Cristiano Ronaldo steht im Finale der EM – und zumindest das deutschsprachige Twitter pestet so richtig los. "Ich hasse diesen Ronaldo", ist dort im Laufe des Abends ständig zu lesen. Dann trifft er sehenswert zum 1:0. "Jetzt hat dieser Ronaldo auch noch ein Tor geschossen." Er bereitet ein weiteres vor, Portugal gewinnt und steht im EM-Finale. "Ist doch super, dann bringt Deutschland ihn am Sonntag zum Weinen", wird gezwitschert. Zustimmung von allen Seiten. Die Leute bestätigen sich gegenseitig in ihrem Hass auf einen Typen, mit dem sie in ihrem Leben noch nie ein Wort gewechselt haben – hauptsächlich, weil der die Haare schön hat und breitbeinig zum Freistoß anläuft.
Dass Ronaldo polarisiert, ist ja nichts Neues – und ja, auch ein Stück weit seine Schuld.
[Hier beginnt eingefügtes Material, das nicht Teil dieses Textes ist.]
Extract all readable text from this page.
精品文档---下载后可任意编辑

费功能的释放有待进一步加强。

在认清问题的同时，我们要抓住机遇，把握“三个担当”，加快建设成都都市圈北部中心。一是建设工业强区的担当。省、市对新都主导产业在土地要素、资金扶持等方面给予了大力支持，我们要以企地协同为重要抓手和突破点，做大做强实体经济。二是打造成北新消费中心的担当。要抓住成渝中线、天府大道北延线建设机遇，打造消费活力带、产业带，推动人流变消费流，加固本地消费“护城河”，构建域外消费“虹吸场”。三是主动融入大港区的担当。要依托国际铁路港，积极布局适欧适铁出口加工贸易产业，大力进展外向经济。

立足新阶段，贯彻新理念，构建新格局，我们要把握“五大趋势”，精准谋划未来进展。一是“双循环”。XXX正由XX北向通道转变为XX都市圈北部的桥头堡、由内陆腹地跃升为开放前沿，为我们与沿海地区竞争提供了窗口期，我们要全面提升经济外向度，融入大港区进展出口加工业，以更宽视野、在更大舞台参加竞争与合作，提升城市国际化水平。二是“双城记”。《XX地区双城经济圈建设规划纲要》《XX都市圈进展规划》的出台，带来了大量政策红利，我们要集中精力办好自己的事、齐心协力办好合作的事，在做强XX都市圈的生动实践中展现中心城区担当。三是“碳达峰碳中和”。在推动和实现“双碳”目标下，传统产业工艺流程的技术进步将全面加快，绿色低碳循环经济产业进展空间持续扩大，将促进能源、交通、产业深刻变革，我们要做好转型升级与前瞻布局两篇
Schließlich gibt er mit seinem überheblich wirkenden Getue auf dem Platz die Steilvorlage dafür. Allerdings fragt man sich unweigerlich: Warum wird eigentlich ein Zlatan Ibrahimovic – als Kind in den Topf mit dem flüssigen Selbstbewusstsein gefallen – überall für seine Überheblichkeit gefeiert, ein Ronaldo aber dafür gehasst?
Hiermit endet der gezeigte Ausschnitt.